I really admire 37Signals.
[Pauses whilst all the internet industry people groan at the predictableness of it...]
However, unlike the last company I wrote about - Feedburner, who are certainly on their way to universal admiration and the undying love of net natives and geeks worldwide, these guys are already there, and - being frank - me admiring ain't gonna rock their boat one tiddly liddle bit.
But still - I do hugely admire then, and am inspired by them, and felt the need to share why.
I think 37Signals was a web design agency like the rest of us once. Or they did interaction design, or information architecture or user interface or one of the other jargon-y terms that is to do with making a website easier to use for normal people like us.
And then they started building stuff themselves.
Online stuff.
Amazingly usable useful web services that helped you do stuff. Easily.
It was brilliant!
Basecamp was the killer app that caught many people's imagination.
It's basically an online project management service - you can give access to people on your team or associates or clients, you and they can upload and download files, you can whack in project timelines with milestones in a no-way-as-painful-as-Microsoft-Project-Gantt-hell, you can search for stuff, you can categorise info you upload, you can discuss things online, and keep records. It does more.
But what it really does, and a core principle of 37Signals and a reason we all love them so much, is it does all of this very simply - in a very lean, user-friendly, 'oooh, it works' kinda way.
I use Basecamp all the time, and so do my team and our clients. None of us ever read an instruction manual. It just works.
They say:
"We believe software is too complex. Too many features, too many buttons, too much to learn. We build web-based products that do less, work smarter, feel better, and are easier to use. We pay enormous attention to the details and overall customer experience of our products."
How cool is that?!!!!
WHO could disagree with it.
A good way to pick up on 37signals' philosophy is to take the 10 minutes or whatever to watch this video clip on collaboration...It really prompted some interesting thoughts in my mind about productivity.
And that's the second thing I love about these guys.
They have a simply stated worldview that carries through everything they do.
It's great marketing and business vision done right.
It has so much clarity, and so much appeal with customers, and they apply this perspective so profoundly, that their initiatives seem to just turn to gold.
And this next quality is the bit that inspires me when I look at 37Signals.
It's how they just keep rolling one success into another.
Basecamp now has a whole suite of brothers and sisters sitting in the teamworking/collaboration/online tools to make life easier space.
But there's also a book.
And now a job board... a job board....Ummmm... brilliant!
See most people in the online technology and marketing world's sit around wondering about the BIG IDEA, the 'light bulb moment'. Problem is they do lots of sitting around 'thinking' and not much doing.
And then a few people just keep whacking things out there - sometimes radically new, but often just an incrementally better but unusually everyday thing than something else out there already. Jobs boards have been online since dinosaurs roamed the planet. But 37signals did one anyway.
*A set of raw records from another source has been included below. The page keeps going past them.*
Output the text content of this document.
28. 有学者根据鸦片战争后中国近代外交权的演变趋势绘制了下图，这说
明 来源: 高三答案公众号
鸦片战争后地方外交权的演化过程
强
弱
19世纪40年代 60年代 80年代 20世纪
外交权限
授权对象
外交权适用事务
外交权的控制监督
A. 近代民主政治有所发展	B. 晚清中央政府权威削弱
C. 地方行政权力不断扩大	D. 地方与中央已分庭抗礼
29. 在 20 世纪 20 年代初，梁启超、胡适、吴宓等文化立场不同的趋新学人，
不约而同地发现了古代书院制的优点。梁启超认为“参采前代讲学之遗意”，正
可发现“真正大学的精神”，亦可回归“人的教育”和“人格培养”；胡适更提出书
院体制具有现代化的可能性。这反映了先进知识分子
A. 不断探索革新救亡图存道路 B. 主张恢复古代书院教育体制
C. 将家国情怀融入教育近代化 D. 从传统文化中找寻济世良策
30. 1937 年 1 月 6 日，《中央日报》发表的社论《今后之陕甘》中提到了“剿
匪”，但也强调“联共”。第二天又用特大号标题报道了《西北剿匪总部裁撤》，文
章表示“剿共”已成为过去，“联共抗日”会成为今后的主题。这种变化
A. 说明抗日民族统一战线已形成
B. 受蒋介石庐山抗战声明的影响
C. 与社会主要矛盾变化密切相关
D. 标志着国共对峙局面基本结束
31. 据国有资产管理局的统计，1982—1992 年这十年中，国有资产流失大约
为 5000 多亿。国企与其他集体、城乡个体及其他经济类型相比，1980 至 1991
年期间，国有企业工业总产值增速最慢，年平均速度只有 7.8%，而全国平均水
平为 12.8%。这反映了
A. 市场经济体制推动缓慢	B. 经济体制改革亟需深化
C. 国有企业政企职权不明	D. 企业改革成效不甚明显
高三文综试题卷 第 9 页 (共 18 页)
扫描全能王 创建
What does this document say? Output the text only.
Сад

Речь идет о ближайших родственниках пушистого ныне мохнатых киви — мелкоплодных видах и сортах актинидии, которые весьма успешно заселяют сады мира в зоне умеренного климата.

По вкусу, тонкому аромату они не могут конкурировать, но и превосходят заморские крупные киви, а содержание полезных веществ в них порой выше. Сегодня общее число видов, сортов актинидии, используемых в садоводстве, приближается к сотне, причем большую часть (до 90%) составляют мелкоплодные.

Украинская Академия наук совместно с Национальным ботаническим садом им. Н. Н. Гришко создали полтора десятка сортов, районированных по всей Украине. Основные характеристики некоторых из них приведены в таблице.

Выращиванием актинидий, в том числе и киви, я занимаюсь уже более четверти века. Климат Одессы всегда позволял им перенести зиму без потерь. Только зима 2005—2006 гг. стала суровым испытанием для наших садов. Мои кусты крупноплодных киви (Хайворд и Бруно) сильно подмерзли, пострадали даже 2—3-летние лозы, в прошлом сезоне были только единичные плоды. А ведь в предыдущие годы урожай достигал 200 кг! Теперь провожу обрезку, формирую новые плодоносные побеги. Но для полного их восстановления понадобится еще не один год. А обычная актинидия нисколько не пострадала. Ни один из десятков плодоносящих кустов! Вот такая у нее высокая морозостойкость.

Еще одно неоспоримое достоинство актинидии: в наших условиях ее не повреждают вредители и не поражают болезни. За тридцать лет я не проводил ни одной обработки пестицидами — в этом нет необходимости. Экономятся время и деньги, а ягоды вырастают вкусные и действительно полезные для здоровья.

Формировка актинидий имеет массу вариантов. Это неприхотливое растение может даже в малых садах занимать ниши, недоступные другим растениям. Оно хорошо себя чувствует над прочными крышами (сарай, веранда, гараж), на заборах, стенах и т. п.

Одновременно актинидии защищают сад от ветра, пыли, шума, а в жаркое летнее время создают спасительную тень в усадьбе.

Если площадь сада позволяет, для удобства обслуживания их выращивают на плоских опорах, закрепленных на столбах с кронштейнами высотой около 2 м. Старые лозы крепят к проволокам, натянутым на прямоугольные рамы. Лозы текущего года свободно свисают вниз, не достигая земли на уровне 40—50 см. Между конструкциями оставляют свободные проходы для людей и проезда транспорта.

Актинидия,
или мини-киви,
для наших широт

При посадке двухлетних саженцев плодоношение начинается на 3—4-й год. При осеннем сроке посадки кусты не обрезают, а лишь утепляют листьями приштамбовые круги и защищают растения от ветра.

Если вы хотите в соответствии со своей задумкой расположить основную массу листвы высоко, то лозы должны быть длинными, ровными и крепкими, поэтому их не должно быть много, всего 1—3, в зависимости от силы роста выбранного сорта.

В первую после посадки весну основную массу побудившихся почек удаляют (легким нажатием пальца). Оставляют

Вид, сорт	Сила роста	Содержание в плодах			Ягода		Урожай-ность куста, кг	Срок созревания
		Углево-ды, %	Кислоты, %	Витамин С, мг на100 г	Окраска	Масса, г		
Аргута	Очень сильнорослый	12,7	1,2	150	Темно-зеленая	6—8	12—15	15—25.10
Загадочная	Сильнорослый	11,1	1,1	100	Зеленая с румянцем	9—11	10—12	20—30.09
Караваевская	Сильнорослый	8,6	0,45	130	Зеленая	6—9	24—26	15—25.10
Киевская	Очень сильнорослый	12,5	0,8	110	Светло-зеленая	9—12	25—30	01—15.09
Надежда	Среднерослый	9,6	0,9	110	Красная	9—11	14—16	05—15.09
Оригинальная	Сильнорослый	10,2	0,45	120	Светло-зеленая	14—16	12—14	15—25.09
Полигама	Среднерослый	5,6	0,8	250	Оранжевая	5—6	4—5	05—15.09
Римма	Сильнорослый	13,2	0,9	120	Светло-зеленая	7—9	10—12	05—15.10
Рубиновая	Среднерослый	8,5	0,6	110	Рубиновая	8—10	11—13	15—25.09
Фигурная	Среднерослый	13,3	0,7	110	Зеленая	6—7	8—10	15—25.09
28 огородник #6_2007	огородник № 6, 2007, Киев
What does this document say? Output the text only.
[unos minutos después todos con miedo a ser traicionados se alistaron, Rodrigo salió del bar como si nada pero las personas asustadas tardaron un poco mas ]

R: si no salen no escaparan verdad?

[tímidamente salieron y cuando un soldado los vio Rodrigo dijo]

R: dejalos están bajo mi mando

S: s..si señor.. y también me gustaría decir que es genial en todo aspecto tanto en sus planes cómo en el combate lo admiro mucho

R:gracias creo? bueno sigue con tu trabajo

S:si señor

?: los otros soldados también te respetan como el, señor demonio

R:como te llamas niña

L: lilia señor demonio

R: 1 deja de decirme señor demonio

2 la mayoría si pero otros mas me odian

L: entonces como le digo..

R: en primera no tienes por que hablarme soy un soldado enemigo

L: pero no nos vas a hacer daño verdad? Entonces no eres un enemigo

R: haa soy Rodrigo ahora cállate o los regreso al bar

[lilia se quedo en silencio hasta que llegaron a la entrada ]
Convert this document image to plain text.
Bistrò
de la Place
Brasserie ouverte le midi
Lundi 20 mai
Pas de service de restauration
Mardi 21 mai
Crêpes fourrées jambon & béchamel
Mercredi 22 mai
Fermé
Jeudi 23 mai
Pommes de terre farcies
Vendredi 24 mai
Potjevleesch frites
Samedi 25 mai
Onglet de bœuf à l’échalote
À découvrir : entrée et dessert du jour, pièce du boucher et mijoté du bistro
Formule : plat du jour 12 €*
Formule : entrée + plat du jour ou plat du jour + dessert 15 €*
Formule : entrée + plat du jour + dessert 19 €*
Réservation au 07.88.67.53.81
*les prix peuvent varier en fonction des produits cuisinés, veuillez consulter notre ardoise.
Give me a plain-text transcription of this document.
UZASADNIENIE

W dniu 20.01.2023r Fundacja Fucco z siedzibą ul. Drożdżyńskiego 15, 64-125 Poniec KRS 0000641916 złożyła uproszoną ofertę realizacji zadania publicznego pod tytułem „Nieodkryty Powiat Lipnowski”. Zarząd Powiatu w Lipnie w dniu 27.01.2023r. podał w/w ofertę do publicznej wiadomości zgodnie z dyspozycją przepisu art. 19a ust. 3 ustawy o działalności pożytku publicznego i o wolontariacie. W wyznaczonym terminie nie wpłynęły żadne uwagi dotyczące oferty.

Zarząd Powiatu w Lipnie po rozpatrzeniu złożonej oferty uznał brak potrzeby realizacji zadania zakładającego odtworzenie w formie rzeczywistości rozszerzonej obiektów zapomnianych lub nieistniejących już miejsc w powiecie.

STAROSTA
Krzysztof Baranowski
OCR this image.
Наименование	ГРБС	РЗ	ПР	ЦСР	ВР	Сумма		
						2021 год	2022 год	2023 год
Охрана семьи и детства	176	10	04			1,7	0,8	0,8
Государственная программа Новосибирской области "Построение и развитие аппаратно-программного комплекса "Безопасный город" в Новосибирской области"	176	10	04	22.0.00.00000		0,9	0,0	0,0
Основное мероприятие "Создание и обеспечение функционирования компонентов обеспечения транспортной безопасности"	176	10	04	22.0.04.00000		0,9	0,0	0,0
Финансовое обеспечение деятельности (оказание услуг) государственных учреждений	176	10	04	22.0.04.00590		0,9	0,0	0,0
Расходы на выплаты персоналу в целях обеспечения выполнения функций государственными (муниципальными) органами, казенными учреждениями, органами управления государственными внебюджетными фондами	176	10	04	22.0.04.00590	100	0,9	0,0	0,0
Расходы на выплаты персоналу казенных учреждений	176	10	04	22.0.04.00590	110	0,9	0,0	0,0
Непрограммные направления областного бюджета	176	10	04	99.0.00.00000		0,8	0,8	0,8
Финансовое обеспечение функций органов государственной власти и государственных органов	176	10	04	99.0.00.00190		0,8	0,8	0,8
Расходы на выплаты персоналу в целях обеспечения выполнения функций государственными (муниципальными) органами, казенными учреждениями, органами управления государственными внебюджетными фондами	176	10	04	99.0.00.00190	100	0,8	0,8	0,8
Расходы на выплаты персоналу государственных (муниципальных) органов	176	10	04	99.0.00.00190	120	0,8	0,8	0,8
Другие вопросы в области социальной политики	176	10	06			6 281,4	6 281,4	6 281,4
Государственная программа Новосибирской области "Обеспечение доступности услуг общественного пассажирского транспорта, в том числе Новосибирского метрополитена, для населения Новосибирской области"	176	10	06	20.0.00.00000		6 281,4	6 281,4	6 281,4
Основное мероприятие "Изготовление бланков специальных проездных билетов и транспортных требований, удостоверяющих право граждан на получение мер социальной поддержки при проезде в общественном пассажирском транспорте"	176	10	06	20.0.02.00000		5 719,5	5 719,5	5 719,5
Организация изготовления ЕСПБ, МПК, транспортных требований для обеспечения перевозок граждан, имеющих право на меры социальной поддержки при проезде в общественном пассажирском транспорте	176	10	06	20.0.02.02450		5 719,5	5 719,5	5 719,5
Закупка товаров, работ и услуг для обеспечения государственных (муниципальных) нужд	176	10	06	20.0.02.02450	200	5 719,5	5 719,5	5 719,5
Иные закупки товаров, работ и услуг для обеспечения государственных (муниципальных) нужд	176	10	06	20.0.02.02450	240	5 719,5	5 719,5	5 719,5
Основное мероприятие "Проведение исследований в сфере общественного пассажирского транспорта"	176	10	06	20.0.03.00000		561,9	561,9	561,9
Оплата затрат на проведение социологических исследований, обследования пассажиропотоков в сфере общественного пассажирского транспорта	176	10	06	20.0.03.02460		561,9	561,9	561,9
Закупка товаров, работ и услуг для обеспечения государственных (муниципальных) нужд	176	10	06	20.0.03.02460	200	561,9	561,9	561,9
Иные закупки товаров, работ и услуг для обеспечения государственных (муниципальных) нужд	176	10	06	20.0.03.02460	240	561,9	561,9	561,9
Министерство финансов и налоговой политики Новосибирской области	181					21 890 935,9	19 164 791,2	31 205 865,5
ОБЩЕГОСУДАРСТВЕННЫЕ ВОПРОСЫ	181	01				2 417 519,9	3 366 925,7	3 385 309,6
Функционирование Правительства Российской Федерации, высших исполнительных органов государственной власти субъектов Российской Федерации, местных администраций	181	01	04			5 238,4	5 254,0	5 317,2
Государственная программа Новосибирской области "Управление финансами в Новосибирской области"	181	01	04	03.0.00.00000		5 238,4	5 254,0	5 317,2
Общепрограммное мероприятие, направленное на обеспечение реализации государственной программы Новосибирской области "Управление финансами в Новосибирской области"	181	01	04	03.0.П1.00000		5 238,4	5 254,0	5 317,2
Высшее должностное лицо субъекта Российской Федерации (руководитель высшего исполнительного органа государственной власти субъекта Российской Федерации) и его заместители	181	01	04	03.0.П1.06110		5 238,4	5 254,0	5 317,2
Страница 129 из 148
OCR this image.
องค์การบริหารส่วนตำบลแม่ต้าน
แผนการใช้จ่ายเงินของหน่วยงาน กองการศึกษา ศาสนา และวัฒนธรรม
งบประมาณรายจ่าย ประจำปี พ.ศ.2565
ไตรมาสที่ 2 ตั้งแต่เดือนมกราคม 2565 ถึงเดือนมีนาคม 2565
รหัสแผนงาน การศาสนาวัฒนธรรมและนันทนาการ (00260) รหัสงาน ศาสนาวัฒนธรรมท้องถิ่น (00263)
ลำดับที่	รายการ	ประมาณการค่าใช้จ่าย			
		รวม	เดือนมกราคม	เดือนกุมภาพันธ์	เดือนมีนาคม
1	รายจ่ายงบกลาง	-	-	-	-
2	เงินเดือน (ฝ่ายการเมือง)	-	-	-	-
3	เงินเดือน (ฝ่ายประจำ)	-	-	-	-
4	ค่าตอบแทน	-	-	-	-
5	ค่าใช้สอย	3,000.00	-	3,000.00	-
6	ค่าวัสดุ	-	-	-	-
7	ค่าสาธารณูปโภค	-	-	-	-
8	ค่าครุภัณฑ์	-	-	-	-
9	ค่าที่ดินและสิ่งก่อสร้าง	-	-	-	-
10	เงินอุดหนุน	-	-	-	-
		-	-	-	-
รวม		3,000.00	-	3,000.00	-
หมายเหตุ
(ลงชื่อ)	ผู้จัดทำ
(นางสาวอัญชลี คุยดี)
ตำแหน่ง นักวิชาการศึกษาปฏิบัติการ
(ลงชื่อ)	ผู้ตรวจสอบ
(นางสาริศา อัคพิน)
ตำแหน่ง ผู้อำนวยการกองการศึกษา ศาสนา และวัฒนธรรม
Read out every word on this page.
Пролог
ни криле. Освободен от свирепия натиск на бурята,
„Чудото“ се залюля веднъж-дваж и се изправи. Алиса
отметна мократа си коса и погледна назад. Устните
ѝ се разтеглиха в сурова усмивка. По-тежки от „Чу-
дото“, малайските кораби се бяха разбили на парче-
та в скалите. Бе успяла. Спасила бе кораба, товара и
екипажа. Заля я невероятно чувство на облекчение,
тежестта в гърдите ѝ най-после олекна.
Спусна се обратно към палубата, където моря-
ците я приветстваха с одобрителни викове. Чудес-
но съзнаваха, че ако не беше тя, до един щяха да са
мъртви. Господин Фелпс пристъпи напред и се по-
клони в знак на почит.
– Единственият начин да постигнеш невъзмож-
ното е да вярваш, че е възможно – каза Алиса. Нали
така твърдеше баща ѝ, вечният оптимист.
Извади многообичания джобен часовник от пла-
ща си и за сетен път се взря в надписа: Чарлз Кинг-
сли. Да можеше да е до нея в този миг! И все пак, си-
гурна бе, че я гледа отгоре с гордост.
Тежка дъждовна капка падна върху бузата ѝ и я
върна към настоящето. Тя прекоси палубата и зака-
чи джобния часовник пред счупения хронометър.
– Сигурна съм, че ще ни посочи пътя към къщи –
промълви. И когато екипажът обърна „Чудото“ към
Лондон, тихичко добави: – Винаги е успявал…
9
So 37Signals now has a big head start launching something like a jobs board because it has the online profile, the page views, the Google juice to direct straight at the new project.
But that won't make a project succeed.
It'll give it the initial interest and buzz, but if the dog food is crap, the dogs won't eat it (to paraphrase What they don't teach you at Harvard by Mark McCormack)
And they say it's different and better, and I for one expect it will thrive based on track record alone.
So yeah. 37Signals. They rock the party that rocks the body..
And if you want to take a small sprinkling of their goodness away with you, remind yourselves of their worldview:
"We believe software is too complex. Too many features, too many buttons, too much to learn."
Nice.
PS. I also think these guys are a great example of some of Seth Godin's thinking - of finding customers who share your worldview (All Marketers Are Liars) and of being remarkably different (Purple Cow). Fucking A.